Yes, his numbers were all down, except in the one category that you want solid numbers out of your back-up point guard. Ronnie held onto the ball and had an amazing 7:1 turn over ratio in the playoffs. He didn’t get a lot of playing time, but he was not coughing up the rock when he was in the game. And to repeat myself, this is what all coaches look for out of their back up point guards. Another thing Price did great was his hustle for the ball. It did not show up in the stats, but he fought for offensive rebounds with the opposing bigs. More than half of his rebounds in the playoffs were offensive boards. I kind of wish that Boozer did that. Nice hustle Ronnie!
Korver set new records this season for 3pt%, though he angered some fans with his trepidation down the stretch. If you are a good shooter you can really help your team by shooting the ball. Makes sense, right?
It is hard to argue with the super consistent Korver, though. He pretty much had his average output this past playoffs. He shot marvelously (eFG% of 61.475 is out of the world), but only making 1.1 threes a game is a far cry from what he was giving the Philly fans when he was there. Deron Williams knocked down two a game, for a frame of reference. In fact, the only guards who made less threes a game in the playoffs than Kyle were Ronnie Price, Sundiata Gaines and Othyus Jeffers. Yes, even rookie Wes made more, and he’s (honestly) nowhere near the caliber of shooter that Kyle is.
Being an undrafted rookie who ends up playing defense against Melo and Kobe at times would seem like torture for most players, however Wes took the challenge and did an admirable job. There is not much data for a guy who has played in only one season, so that makes a rookie scoring 13.2 ppg and getting to the line nearly 5 times a game that much more impressive.

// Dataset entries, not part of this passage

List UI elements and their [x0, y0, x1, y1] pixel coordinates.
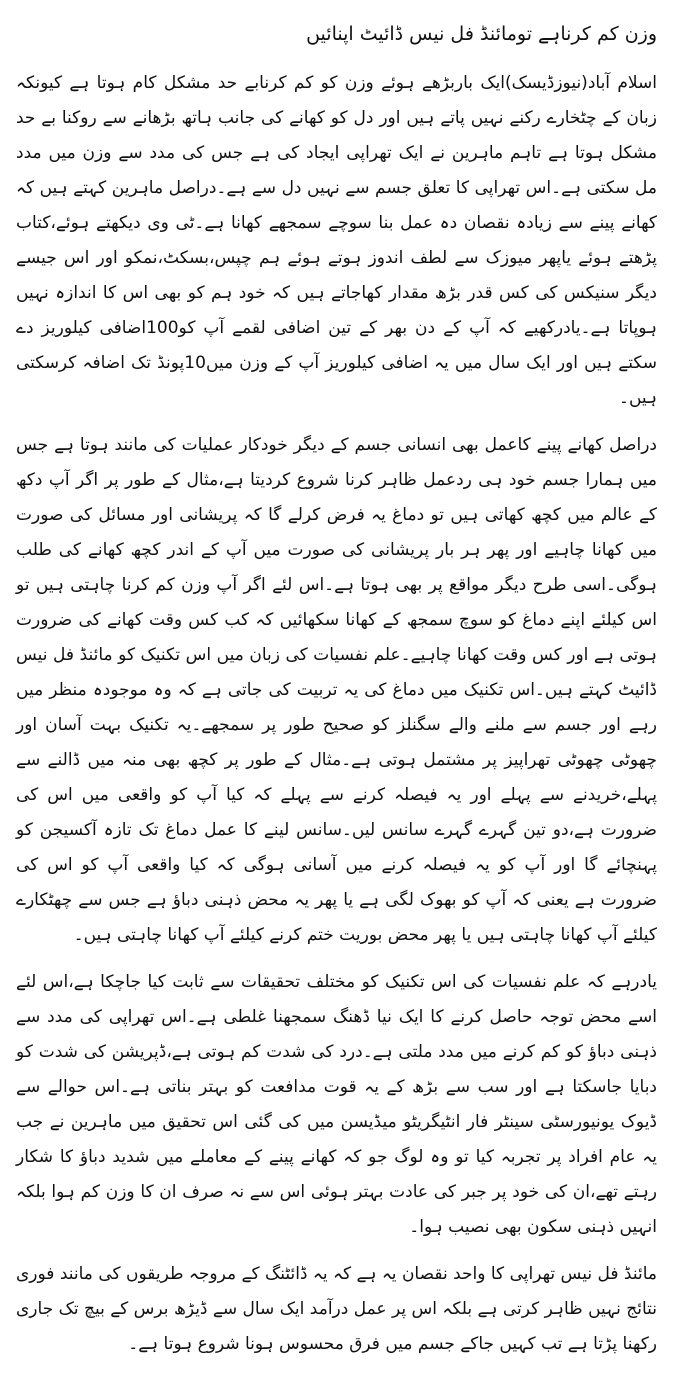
article-paragraph: اسلام آباد(نیوزڈیسک)ایک باربڑھے ہوئے وزن کو کم کرنابے حد مشکل کام ہوتا ہے کیونکہ زبان کے چٹخارے رکنے نہیں پاتے ہیں اور دل کو کھانے کی جانب ہاتھ بڑھانے سے روکنا بے حد مشکل ہوتا ہے تاہم ماہرین نے ایک تھراپی ایجاد کی ہے جس کی مدد سے وزن میں مدد مل سکتی ہے۔اس تھراپی کا تعلق جسم سے نہیں دل سے ہے۔دراصل ماہرین کہتے ہیں کہ کھانے پینے سے زیادہ نقصان دہ عمل بنا سوچے سمجھے کھانا ہے۔ٹی وی دیکھتے ہوئے،کتاب پڑھتے ہوئے یاپھر میوزک سے لطف اندوز ہوتے ہوئے ہم چپس،بسکٹ،نمکو اور اس جیسے دیگر سنیکس کی کس قدر بڑھ مقدار کھاجاتے ہیں کہ خود ہم کو بھی اس کا اندازہ نہیں ہوپاتا ہے۔یادرکھیے کہ آپ کے دن بھر کے تین اضافی لقمے آپ کو100اضافی کیلوریز دے سکتے ہیں اور ایک سال میں یہ اضافی کیلوریز آپ کے وزن میں10پونڈ تک اضافہ کرسکتی ہیں۔: [16, 73, 657, 408]
article-paragraph: یادرہے کہ علم نفسیات کی اس تکنیک کو مختلف تحقیقات سے ثابت کیا جاچکا ہے،اس لئے اسے محض توجہ حاصل کرنے کا ایک نیا ڈھنگ سمجھنا غلطی ہے۔اس تھراپی کی مدد سے ذہنی دباؤ کو کم کرنے میں مدد ملتی ہے۔درد کی شدت کم ہوتی ہے،ڈپریشن کی شدت کو دبایا جاسکتا ہے اور سب سے بڑھ کے یہ قوت مدافعت کو بہتر بناتی ہے۔اس حوالے سے ڈیوک یونیورسٹی سینٹر فار انٹیگریٹو میڈیسن میں کی گئی اس تحقیق میں ماہرین نے جب یہ عام افراد پر تجربہ کیا تو وہ لوگ جو کہ کھانے پینے کے معاملے میں شدید دباؤ کا شکار رہتے تھے،ان کی خود پر جبر کی عادت بہتر ہوئی اس سے نہ صرف ان کا وزن کم ہوا بلکہ انہیں ذہنی سکون بھی نصیب ہوا۔: [16, 972, 657, 1237]
article-paragraph: دراصل کھانے پینے کاعمل بھی انسانی جسم کے دیگر خودکار عملیات کی مانند ہوتا ہے جس میں ہمارا جسم خود ہی ردعمل ظاہر کرنا شروع کردیتا ہے،مثال کے طور پر اگر آپ دکھ کے عالم میں کچھ کھاتی ہیں تو دماغ یہ فرض کرلے گا کہ پریشانی اور مسائل کی صورت میں کھانا چاہیے اور پھر ہر بار پریشانی کی صورت میں آپ کے اندر کچھ کھانے کی طلب ہوگی۔اسی طرح دیگر مواقع پر بھی ہوتا ہے۔اس لئے اگر آپ وزن کم کرنا چاہتی ہیں تو اس کیلئے اپنے دماغ کو سوچ سمجھ کے کھانا سکھائیں کہ کب کس وقت کھانے کی ضرورت ہوتی ہے اور کس وقت کھانا چاہیے۔علم نفسیات کی زبان میں اس تکنیک کو مائنڈ فل نیس ڈائیٹ کہتے ہیں۔اس تکنیک میں دماغ کی یہ تربیت کی جاتی ہے کہ وہ موجودہ منظر میں رہے اور جسم سے ملنے والے سگنلز کو صحیح طور پر سمجھے۔یہ تکنیک بہت آسان اور چھوٹی چھوٹی تھراپیز پر مشتمل ہوتی ہے۔مثال کے طور پر کچھ بھی منہ میں ڈالنے سے پہلے،خریدنے سے پہلے اور یہ فیصلہ کرنے سے پہلے کہ کیا آپ کو واقعی میں اس کی ضرورت ہے،دو تین گہرے گہرے سانس لیں۔سانس لینے کا عمل دماغ تک تازہ آکسیجن کو پہنچائے گا اور آپ کو یہ فیصلہ کرنے میں آسانی ہوگی کہ کیا واقعی آپ کو اس کی ضرورت ہے یعنی کہ آپ کو بھوک لگی ہے یا پھر یہ محض ذہنی دباؤ ہے جس سے چھٹکارے کیلئے آپ کھانا چاہتی ہیں یا پھر محض بوریت ختم کرنے کیلئے آپ کھانا چاہتی ہیں۔: [16, 435, 657, 945]
article-paragraph: مائنڈ فل نیس تھراپی کا واحد نقصان یہ ہے کہ یہ ڈائٹنگ کے مروجہ طریقوں کی مانند فوری نتائج نہیں ظاہر کرتی ہے بلکہ اس پر عمل درآمد ایک سال سے ڈیڑھ برس کے بیچ تک جاری رکھنا پڑتا ہے تب کہیں جاکے جسم میں فرق محسوس ہونا شروع ہوتا ہے۔: [16, 1264, 657, 1354]
article-headline: وزن کم کرناہے تومائنڈ فل نیس ڈائیٹ اپنائیں: [306, 23, 657, 45]
article: [16, 20, 657, 1374]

Wes contributed across the board better than Kyle did, but as far as stepping up, there was someone else whose contributions were more than just eye-opening, but eye-popping!
If we can infer anything from Millsap’s amazing play in the playoffs, and how it may be indicative of a great season as the starting power forward this year, then we can similarly look to C.J.’s amazing playoff run and expect a huge year from him in 2010-2011. Having to guard superstars while filling in for AK’s slashing and passing, CJ had a tall task ahead of him. But in the end, he took the best of that the Western conference had to throw at him, and remained standing.
In fact, C.J. elevated his game even more than Deron – who exploded in a Biblical fury over the guys the Jazz had to play. We all knew that all C.J. needed was playing time, but look at what he did: +107.42% in points per game, +230.55% in free throw attempts per game, +14.98 ft% increase, +214.72% increase in blocks per game, +132.36% in assists per game, +134.08% increase in his Go Rating? The math isn’t wrong; I can e-mail you the spread sheet if you want. I’ve never seen a guy absolutely shred his career averages (based upon 278 games). Paul Millsap made a more overt impact; however, few arguments can be made about who stepped up the most on the entire roster.
Now bookmark this link so you can show it to all your friends and say "I told you so" when C.J. wins Most Improved Player this year.